I am given an exercise about the beta distribution, with a solution:
EXAMPLE 4.11 A gasoline wholesale distributor has bulk storage tanks that hold fixed supplies and are filled every Monday. Of interest to the wholesaler is the proportion of this supply that is sold during the week. Over many weeks of observation, the distributor found that this proportion could be modeled by a beta distribution with $\alpha = 4$ and $\beta = 2$. Find the probability that the wholesaler will sell at least $90\%$ of her stock in a given week.
Solution If $Y$ denotes the proportion sold during the week, then
$$f(y) =
\begin{cases}
\frac{\Gamma(4 + 2)}{\Gamma(4)\Gamma(2)}y^3 (1 – y), & 0 \le y \le 1, \\
0, & \text{elsewhere,}
\end{cases}$$
and
$$P(Y \lt .9) = \int_.9^\infty f(y) dy = \int_.9^1 20(y^3 – y^4)dy \\
= 20 \left\{ \left. \frac{y^4}4 \right]_.9^1 – \left. \frac{y^5}5 \right]_.9^1 \right\} = 20(.004) = .08.$$
It is not very likely that $90\%$ of the stock will be sold in a given week.
In this exercise they claim that $$\frac{\Gamma(4+2)}{\Gamma(4)\Gamma(2)}=20$$
without any explicit calculations of the integral. Moreover, it seems that the result is simply $(4+2-1)(4-1 + 2-1)=5*4=20$.

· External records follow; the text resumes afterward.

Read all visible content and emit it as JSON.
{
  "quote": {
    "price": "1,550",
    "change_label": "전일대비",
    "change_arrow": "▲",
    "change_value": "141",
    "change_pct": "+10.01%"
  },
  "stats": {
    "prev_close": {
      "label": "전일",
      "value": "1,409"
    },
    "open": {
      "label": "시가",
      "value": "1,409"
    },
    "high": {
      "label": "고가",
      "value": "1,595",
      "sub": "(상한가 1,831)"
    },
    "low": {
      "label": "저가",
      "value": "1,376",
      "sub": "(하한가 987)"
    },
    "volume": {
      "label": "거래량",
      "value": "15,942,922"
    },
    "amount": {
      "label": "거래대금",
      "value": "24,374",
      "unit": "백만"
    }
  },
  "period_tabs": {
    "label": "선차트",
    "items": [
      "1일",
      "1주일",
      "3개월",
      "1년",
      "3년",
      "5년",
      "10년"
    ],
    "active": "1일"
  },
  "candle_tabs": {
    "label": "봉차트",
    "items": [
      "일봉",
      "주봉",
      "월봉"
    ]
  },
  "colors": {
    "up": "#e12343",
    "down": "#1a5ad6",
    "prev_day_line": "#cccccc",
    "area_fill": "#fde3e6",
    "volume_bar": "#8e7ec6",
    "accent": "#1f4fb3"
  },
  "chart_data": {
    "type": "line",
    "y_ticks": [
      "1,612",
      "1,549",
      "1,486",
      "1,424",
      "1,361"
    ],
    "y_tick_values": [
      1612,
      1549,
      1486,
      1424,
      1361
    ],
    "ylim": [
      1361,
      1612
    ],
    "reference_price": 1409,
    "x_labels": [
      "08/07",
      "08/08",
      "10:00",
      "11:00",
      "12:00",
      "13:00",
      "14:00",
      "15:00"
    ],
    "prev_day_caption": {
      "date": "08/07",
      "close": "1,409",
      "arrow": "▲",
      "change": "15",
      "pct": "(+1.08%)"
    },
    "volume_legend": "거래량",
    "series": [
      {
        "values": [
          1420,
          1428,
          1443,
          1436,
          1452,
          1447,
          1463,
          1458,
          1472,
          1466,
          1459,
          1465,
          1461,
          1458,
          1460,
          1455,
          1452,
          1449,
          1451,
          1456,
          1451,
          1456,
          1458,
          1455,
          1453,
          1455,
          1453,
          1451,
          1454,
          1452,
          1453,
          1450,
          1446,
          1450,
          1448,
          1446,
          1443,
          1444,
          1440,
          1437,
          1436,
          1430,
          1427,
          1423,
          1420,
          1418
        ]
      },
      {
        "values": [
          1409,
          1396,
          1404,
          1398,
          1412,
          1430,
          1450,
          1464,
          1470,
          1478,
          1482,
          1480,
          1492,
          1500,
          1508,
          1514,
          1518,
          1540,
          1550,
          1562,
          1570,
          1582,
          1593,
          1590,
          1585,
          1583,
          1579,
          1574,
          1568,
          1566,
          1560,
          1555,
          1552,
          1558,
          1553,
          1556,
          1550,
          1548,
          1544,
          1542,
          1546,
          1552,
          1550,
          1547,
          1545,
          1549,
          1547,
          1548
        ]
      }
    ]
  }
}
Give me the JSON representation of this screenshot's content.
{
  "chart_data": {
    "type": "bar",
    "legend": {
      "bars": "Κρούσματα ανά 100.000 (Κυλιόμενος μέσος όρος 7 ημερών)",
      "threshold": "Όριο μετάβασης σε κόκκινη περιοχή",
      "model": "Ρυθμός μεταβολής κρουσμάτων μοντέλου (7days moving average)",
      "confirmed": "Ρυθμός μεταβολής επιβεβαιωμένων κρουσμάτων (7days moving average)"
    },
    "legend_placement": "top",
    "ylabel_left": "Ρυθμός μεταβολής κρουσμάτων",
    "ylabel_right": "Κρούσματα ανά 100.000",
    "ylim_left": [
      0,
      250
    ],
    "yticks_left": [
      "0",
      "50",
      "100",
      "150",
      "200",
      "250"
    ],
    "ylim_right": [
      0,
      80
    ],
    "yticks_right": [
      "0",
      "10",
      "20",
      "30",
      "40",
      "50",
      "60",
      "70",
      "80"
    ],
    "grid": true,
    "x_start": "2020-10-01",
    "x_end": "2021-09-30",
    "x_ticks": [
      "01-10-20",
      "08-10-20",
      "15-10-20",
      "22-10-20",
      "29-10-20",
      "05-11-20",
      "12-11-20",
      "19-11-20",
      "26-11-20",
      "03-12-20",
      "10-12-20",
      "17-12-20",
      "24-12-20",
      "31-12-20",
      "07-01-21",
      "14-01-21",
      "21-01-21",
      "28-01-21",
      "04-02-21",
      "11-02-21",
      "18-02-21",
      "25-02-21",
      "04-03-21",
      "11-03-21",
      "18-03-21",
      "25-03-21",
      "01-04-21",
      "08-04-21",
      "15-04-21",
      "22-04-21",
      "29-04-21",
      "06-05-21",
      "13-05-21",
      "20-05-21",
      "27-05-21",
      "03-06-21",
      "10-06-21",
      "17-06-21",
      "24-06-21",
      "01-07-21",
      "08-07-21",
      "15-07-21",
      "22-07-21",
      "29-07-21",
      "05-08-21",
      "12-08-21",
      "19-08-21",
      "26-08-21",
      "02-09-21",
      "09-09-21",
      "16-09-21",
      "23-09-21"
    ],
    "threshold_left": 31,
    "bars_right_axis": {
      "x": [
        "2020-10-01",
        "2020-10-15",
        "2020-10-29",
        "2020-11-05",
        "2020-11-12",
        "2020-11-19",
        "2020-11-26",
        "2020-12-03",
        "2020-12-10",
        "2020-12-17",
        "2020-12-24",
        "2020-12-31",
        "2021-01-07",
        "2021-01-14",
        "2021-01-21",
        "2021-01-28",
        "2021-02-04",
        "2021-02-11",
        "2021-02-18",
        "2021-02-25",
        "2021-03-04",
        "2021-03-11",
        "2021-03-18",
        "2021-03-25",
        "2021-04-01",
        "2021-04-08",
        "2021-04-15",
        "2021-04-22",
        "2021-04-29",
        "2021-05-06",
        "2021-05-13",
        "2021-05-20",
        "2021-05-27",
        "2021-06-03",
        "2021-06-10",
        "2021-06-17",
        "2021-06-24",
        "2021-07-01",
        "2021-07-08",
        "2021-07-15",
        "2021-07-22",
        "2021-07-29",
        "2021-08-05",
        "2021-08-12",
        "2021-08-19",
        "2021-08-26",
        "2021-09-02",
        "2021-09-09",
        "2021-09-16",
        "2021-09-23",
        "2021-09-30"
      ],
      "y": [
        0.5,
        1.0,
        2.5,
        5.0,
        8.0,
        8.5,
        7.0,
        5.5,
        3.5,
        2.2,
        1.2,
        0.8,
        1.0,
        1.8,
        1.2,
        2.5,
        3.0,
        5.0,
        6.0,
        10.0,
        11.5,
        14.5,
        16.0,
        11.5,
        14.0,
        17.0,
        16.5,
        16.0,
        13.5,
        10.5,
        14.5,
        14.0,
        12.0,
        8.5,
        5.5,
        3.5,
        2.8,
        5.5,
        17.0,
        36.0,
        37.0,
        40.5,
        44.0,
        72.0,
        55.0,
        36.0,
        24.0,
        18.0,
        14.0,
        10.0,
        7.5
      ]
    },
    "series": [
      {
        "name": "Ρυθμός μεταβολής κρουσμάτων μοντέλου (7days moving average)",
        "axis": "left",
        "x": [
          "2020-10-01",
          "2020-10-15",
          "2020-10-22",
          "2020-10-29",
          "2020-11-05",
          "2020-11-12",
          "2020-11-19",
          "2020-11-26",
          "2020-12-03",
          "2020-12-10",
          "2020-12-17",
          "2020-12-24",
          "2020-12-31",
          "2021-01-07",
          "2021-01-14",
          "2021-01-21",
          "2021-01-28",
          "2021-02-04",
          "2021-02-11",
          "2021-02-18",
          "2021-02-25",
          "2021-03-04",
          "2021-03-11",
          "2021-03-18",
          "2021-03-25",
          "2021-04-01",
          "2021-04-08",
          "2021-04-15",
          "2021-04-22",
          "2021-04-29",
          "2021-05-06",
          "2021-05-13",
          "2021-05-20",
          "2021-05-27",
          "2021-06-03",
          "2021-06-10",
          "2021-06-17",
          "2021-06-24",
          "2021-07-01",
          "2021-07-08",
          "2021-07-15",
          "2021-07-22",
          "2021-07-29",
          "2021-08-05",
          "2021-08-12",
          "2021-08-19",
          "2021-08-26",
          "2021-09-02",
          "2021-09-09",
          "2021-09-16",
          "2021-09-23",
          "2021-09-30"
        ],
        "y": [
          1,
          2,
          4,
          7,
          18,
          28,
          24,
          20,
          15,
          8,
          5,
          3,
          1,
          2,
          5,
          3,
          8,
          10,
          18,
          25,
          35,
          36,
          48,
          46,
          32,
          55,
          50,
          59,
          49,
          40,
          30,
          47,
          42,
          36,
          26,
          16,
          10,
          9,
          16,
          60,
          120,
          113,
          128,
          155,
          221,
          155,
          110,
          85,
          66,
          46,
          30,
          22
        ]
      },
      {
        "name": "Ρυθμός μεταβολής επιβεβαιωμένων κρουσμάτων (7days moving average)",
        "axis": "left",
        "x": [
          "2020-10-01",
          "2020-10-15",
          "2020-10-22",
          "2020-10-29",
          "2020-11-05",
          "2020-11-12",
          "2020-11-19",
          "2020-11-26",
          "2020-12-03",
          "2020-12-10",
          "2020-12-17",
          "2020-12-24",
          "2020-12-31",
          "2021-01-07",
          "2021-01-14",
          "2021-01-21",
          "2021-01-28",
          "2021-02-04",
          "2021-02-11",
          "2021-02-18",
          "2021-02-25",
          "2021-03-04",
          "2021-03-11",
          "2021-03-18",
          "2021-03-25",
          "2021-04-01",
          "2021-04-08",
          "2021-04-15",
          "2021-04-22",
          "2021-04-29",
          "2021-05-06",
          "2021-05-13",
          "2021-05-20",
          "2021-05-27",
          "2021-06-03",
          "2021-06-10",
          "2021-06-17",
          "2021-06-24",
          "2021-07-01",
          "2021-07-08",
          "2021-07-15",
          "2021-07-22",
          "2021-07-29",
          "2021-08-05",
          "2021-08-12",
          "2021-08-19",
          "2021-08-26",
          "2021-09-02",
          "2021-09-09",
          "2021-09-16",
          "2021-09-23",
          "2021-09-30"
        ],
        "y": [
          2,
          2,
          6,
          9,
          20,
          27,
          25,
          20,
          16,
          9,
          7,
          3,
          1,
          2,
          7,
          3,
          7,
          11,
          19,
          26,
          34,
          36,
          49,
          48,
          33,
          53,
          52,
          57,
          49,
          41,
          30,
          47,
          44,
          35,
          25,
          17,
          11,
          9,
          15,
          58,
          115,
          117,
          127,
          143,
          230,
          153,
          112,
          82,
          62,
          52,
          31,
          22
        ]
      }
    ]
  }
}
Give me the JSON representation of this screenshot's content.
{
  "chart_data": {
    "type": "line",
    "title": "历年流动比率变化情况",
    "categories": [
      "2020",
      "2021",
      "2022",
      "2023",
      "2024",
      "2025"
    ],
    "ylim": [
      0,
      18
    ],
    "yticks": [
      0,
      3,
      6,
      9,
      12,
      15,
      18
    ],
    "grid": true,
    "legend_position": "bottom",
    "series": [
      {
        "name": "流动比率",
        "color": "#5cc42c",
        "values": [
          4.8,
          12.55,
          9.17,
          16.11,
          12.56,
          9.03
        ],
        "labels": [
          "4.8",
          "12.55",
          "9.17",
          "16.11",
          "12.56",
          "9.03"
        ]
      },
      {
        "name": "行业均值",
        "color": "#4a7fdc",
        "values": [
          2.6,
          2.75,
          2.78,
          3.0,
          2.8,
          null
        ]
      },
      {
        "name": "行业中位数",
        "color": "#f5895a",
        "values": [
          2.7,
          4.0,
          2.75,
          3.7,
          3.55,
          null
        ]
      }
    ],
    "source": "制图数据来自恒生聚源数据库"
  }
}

What shortcut did they use to compute the gamma distribution without the need for explicit computation?
Best Answer
$$ \Gamma(z+1) = z\Gamma(z) $$
That means
$$ \frac{\Gamma(4 + 2)}{\Gamma(4)} = \frac{5\Gamma(4 + 1)}{\Gamma(4)} = \frac{4\times 5 \Gamma(4)}{\Gamma(4)} = 20 $$